Funding for the AREDS and AREDS2 studies was provided by the NEI and the NIH Office of Dietary Supplements, the National Center for Complementary and Alternative Medicine, the National Institute on Aging, the National Heart, Lung, and Blood Institute, and the National Institute of Neurological Disorders and Stroke under contract numbers NOI-EY-0-2127, HHS-N-260-2005-00007-C, and N01-EY-5-0007.
The AREDS and AREDS2 studies (clinicaltrials.gov numbers NCT00000145 and NCT00345176, respectively) were conducted at the NIH Clinical Center.
About this AMD and visual neuroscience research news
author: Leslie Earl
sauce: NIH (National Institutes of Health)
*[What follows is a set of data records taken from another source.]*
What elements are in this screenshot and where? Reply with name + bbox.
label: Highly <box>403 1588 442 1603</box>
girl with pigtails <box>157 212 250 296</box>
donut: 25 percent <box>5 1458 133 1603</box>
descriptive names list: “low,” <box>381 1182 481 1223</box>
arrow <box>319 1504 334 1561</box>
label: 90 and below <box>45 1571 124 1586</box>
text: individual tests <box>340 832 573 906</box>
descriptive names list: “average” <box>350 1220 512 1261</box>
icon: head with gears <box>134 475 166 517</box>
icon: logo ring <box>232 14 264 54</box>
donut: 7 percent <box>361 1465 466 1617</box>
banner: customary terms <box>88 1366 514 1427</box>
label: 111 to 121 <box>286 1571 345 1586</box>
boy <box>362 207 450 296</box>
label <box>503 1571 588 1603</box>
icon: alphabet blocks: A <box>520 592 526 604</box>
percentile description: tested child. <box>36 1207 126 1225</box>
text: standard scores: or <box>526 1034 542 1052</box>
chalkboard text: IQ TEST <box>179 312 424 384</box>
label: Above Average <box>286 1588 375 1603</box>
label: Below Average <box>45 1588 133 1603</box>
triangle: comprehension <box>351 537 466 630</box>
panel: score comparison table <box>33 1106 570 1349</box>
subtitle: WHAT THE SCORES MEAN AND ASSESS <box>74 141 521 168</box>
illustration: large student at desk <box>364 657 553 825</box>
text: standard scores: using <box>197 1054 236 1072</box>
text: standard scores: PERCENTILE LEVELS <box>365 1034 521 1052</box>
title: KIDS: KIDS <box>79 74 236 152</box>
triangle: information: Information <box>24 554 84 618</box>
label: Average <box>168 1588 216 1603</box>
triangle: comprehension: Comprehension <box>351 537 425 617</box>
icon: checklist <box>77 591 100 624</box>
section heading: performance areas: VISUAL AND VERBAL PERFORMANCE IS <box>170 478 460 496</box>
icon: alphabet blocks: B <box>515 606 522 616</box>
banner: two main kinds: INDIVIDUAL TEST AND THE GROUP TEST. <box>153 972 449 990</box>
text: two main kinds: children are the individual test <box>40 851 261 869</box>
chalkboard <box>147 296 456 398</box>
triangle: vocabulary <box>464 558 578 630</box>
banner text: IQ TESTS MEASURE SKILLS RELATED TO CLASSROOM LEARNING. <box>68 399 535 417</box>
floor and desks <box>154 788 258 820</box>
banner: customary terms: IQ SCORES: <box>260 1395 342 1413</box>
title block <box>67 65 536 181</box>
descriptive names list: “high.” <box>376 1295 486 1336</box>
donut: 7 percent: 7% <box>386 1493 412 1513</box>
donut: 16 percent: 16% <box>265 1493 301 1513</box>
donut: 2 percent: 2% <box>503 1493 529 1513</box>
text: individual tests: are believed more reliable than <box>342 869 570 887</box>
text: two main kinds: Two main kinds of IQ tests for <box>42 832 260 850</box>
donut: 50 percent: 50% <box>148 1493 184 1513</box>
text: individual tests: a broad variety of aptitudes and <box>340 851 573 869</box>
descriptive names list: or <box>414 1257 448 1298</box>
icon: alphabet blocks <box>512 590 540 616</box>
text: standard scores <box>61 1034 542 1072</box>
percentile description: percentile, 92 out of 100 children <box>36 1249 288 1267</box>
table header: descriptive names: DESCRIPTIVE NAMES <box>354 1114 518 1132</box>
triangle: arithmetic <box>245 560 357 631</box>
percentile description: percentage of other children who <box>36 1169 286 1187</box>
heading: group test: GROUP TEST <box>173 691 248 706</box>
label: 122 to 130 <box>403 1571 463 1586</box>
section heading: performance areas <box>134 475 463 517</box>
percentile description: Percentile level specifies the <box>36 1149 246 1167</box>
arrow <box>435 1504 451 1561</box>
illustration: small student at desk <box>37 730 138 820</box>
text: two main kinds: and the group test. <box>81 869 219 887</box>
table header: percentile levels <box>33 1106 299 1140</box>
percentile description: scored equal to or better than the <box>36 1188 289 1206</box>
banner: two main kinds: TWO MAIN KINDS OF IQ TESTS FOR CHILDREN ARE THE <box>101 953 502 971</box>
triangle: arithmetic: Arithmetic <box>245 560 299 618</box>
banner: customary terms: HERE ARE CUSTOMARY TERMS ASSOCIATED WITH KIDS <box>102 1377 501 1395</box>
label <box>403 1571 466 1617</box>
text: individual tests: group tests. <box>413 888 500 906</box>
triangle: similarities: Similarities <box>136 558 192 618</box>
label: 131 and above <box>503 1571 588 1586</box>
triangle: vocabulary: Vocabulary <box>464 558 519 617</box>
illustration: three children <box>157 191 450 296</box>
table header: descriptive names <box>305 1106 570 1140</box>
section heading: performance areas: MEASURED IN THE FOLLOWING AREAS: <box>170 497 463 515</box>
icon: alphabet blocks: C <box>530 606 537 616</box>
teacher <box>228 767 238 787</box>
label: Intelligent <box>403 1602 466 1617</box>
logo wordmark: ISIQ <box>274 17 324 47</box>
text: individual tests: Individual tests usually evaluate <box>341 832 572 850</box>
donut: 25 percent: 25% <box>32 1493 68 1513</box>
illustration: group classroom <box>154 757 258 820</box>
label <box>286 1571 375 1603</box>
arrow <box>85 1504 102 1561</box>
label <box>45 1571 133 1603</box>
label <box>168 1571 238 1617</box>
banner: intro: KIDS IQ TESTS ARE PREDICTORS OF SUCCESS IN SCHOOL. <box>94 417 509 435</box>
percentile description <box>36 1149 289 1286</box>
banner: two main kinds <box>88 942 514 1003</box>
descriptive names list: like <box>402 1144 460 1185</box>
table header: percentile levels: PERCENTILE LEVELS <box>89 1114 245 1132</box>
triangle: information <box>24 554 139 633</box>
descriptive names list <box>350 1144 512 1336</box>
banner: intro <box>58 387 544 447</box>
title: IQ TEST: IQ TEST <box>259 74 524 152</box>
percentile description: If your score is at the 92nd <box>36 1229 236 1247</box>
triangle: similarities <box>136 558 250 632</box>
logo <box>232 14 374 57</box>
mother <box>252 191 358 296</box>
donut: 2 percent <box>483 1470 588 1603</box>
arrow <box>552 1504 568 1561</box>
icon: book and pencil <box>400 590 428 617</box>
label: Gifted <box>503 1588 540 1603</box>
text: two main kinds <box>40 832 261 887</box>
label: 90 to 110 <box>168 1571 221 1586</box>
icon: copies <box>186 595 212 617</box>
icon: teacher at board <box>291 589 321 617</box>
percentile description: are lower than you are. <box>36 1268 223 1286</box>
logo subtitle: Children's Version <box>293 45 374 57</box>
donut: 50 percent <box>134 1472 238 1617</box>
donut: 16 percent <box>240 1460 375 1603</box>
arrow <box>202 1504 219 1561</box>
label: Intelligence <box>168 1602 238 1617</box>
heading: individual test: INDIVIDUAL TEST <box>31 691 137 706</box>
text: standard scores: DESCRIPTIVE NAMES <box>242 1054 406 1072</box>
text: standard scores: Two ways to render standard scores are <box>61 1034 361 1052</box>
contact: Leslie Earl – NIH
image: Image courtesy of Neuroscience News
Original Research: Open access.
“Oral antioxidant and lutein/zeaxanthin supplements slow progression of geographic atrophy to the fovea in age-related macular degeneration” by Tiarnan Keenan et al. Ophthalmology
Abstract
Oral antioxidant and lutein/zeaxanthin supplements slow progression of geographic atrophy to the fovea in age-related macular degeneration
the purpose
To update the Age-Related Eye Disease Study (AREDS) Simplified Severity Scale for late-stage age-related macular degeneration (AMD) risk, including incorporation of reticular pseudosinuses (RPD), and to perform external validation in the Age-Related Eye Disease Study 2 (AREDS2).
design
Post hoc analysis of two clinical trial cohorts, AREDS and AREDS2.
participant
Participants were free of late AMD in both eyes at baseline in AREDS (n = 2719) and AREDS2 (n = 1472).
Method
Five-year progression rates to late AMD were calculated according to levels 0 to 4 of the Simplified Severity Scale after two updates. (1) Non-central geographic atrophy (GA) was considered part of the outcome rather than a risk characteristic, and (2) the scale was separated according to RPD status (determined by validated deep learning grading of color fundus photographs).
Main Evaluation Items
Five-year rate of progression to late AMD (defined as neovascular AMD or GA).
result
In AREDS, after the first scale update, the 5-year progression rates to late AMD for levels 0 to 4 were 0.3%, 4.5%, 12.9%, 32.2%, and 55.6%, respectively. For the final abbreviated severity scale, the 5-year progression rates for levels 0 to 4 in participants without RPD at baseline were 0.3%, 4.3%, 11.6%, 26.7%, and 50.0%, respectively, and for participants with RPD at baseline, the 5-year progression rates for levels 0 to 4 were 2.8%, 8.0%, 29.0%, 58.7%, and 72.2%, respectively. In external validation of AREDS2, progression rates from level 2 to 4 were similar: 15.0%, 27.7%, and 45.7% (without RPD) and 26.2%, 46.0%, and 73.0% (with RPD), respectively.
Conclusion
The AREDS AMD Simplified Severity Scale has been modernized with two important updates. For individuals without RPD, the 5-year progression rates of the new scale are approximately 0.5%, 4%, 12%, 25%, and 50%, maintaining the accuracy of the original scale. For individuals with RPD, the 5-year progression rates of the new scale are approximately 3%, 8%, 30%, 60%, and 70%, approximately double at most levels. The scale fits the updated definition of late AMD, improving prognostic accuracy and likely generalizing to similar populations, while remaining simple for broad risk classification.
Financial Disclosure
Any proprietary or commercial disclosures are set out in the footnotes and disclosures at the end of this article.